Caroline Roemer, the head of the Louisiana Association for Public Charter Schools, said board training is important but she thinks the district should focus on results, not micromanaging boards.
Financial and academic requirements are fairly easy for the district to measure because they come down to numbers and the district has a clearly defined definition of compliance in both areas. When it comes to governance, things like public meetings, financial disclosures, ethics trainings and complete financial audits are measurable outputs, she said.
“I think as an authorizer, figuring out how to check schools on that makes complete sense,” she said.
But she said that mandatory board training may go too far.

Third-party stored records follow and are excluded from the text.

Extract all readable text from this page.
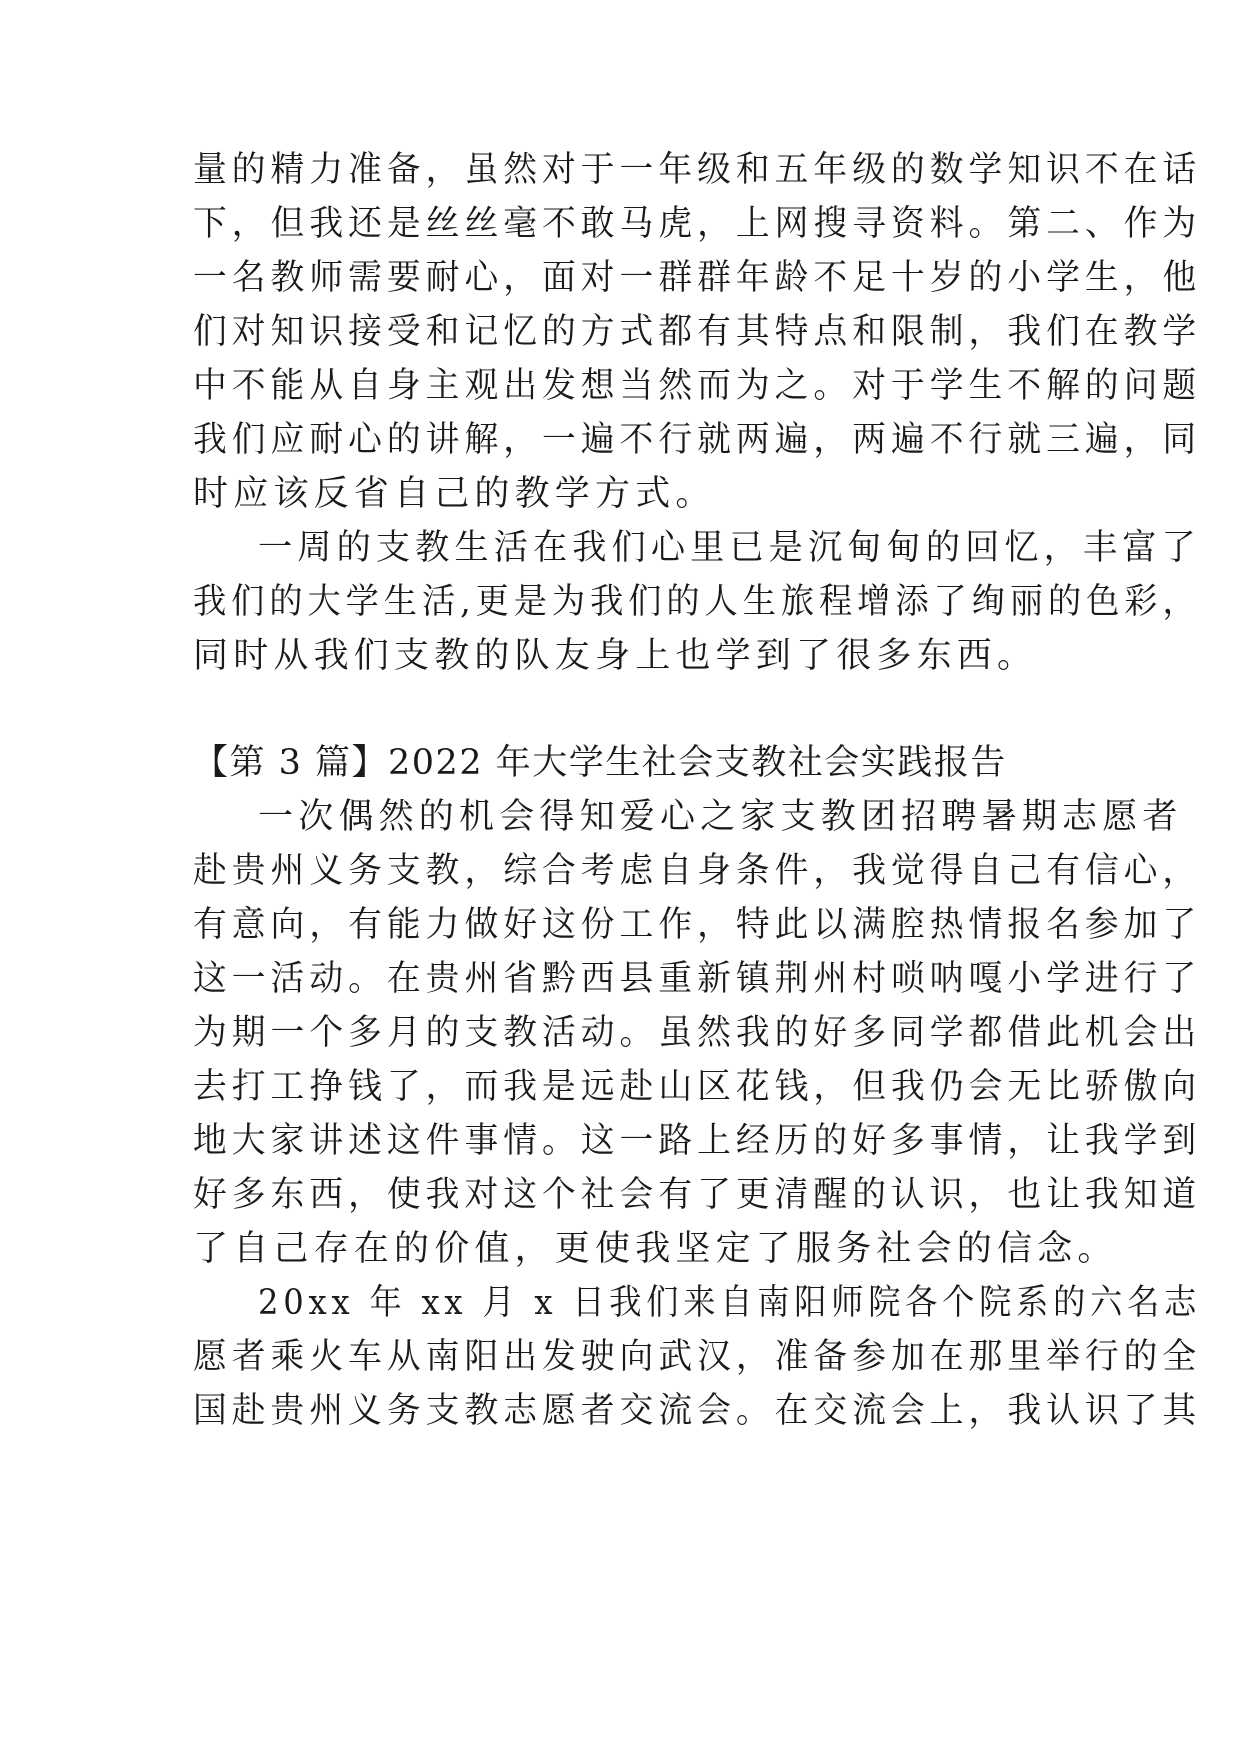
量的精力准备，虽然对于一年级和五年级的数学知识不在话
下，但我还是丝丝毫不敢马虎，上网搜寻资料。第二、作为
一名教师需要耐心，面对一群群年龄不足十岁的小学生，他
们对知识接受和记忆的方式都有其特点和限制，我们在教学
中不能从自身主观出发想当然而为之。对于学生不解的问题
我们应耐心的讲解，一遍不行就两遍，两遍不行就三遍，同
时应该反省自己的教学方式。
一周的支教生活在我们心里已是沉甸甸的回忆，丰富了
我们的大学生活,更是为我们的人生旅程增添了绚丽的色彩，
同时从我们支教的队友身上也学到了很多东西。
【第 3 篇】2022 年大学生社会支教社会实践报告
一次偶然的机会得知爱心之家支教团招聘暑期志愿者
赴贵州义务支教，综合考虑自身条件，我觉得自己有信心，
有意向，有能力做好这份工作，特此以满腔热情报名参加了
这一活动。在贵州省黔西县重新镇荆州村唢呐嘎小学进行了
为期一个多月的支教活动。虽然我的好多同学都借此机会出
去打工挣钱了，而我是远赴山区花钱，但我仍会无比骄傲向
地大家讲述这件事情。这一路上经历的好多事情，让我学到
好多东西，使我对这个社会有了更清醒的认识，也让我知道
了自己存在的价值，更使我坚定了服务社会的信念。
20xx 年 xx 月 x 日我们来自南阳师院各个院系的六名志
愿者乘火车从南阳出发驶向武汉，准备参加在那里举行的全
国赴贵州义务支教志愿者交流会。在交流会上，我认识了其
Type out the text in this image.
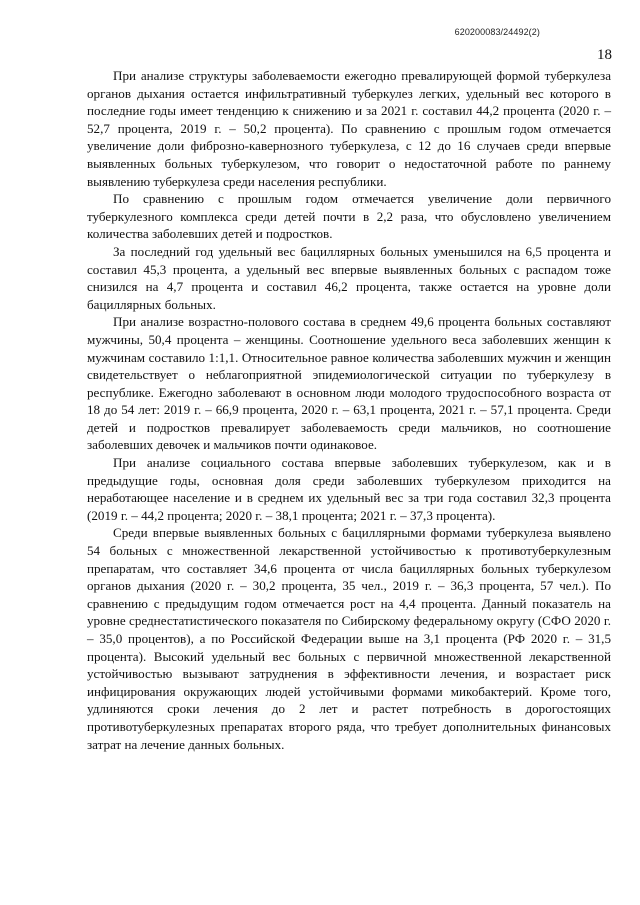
620200083/24492(2)
18

При анализе структуры заболеваемости ежегодно превалирующей формой туберкулеза органов дыхания остается инфильтративный туберкулез легких, удельный вес которого в последние годы имеет тенденцию к снижению и за 2021 г. составил 44,2 процента (2020 г. – 52,7 процента, 2019 г. – 50,2 процента). По сравнению с прошлым годом отмечается увеличение доли фиброзно-кавернозного туберкулеза, с 12 до 16 случаев среди впервые выявленных больных туберкулезом, что говорит о недостаточной работе по раннему выявлению туберкулеза среди населения республики.

По сравнению с прошлым годом отмечается увеличение доли первичного туберкулезного комплекса среди детей почти в 2,2 раза, что обусловлено увеличением количества заболевших детей и подростков.

За последний год удельный вес бациллярных больных уменьшился на 6,5 процента и составил 45,3 процента, а удельный вес впервые выявленных больных с распадом тоже снизился на 4,7 процента и составил 46,2 процента, также остается на уровне доли бациллярных больных.

При анализе возрастно-полового состава в среднем 49,6 процента больных составляют мужчины, 50,4 процента – женщины. Соотношение удельного веса заболевших женщин к мужчинам составило 1:1,1. Относительное равное количества заболевших мужчин и женщин свидетельствует о неблагоприятной эпидемиологической ситуации по туберкулезу в республике. Ежегодно заболевают в основном люди молодого трудоспособного возраста от 18 до 54 лет: 2019 г. – 66,9 процента, 2020 г. – 63,1 процента, 2021 г. – 57,1 процента. Среди детей и подростков превалирует заболеваемость среди мальчиков, но соотношение заболевших девочек и мальчиков почти одинаковое.

При анализе социального состава впервые заболевших туберкулезом, как и в предыдущие годы, основная доля среди заболевших туберкулезом приходится на неработающее население и в среднем их удельный вес за три года составил 32,3 процента (2019 г. – 44,2 процента; 2020 г. – 38,1 процента; 2021 г. – 37,3 процента).

Среди впервые выявленных больных с бациллярными формами туберкулеза выявлено 54 больных с множественной лекарственной устойчивостью к противотуберкулезным препаратам, что составляет 34,6 процента от числа бациллярных больных туберкулезом органов дыхания (2020 г. – 30,2 процента, 35 чел., 2019 г. – 36,3 процента, 57 чел.). По сравнению с предыдущим годом отмечается рост на 4,4 процента. Данный показатель на уровне среднестатистического показателя по Сибирскому федеральному округу (СФО 2020 г. – 35,0 процентов), а по Российской Федерации выше на 3,1 процента (РФ 2020 г. – 31,5 процента). Высокий удельный вес больных с первичной множественной лекарственной устойчивостью вызывают затруднения в эффективности лечения, и возрастает риск инфицирования окружающих людей устойчивыми формами микобактерий. Кроме того, удлиняются сроки лечения до 2 лет и растет потребность в дорогостоящих противотуберкулезных препаратах второго ряда, что требует дополнительных финансовых затрат на лечение данных больных.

“Does OPSB think there’s something beyond the compliance that they should be doing?” Roemer wondered. “That gets into best practices and those sorts of things. And I’m not sure that that’s their place.”
It’s unclear exactly what OPSB’s board training may look like. The policy was only announced last week and is months away from being considered for final adoption.
“I would not say that mandatory training equals high-performing boards,” Roemer said.
She wondered who would facilitate and pay for the sessions and how long they would be.
“When you’re dealing with volunteer boards, that can become burdensome on both sides,” Roemer said of required trainings.
Crescent City Schools CEO Kate Mehok also wondered about those things. She welcomed training for new board members. But she also wants to ensure that any future governance policies do not place an undue burden on her staff members to ensure that board members comply.
Aiken said board members would be responsible for reporting on training.
Webber, of the Orleans Public Education Network, said she wonders how the district will navigate both supporting schools and holding them accountable.
She said it’s important to ensure “that this decision was made to protect the best interest of students of families. And if that means autonomy is challenged, that’s fine, because it’s not about autonomy. It’s about students and families.”
When asked about how the district’s steps would align with its system of independent schools, Aiken said the training was a key part of that.
“I think this is more so for setting our expectation and letting them understand OPSB policies are things they could get flagged on,” Aiken said.
“I think if anything that supports autonomy,” she said. “I think autonomy only works when people understand how they will be held accountable.”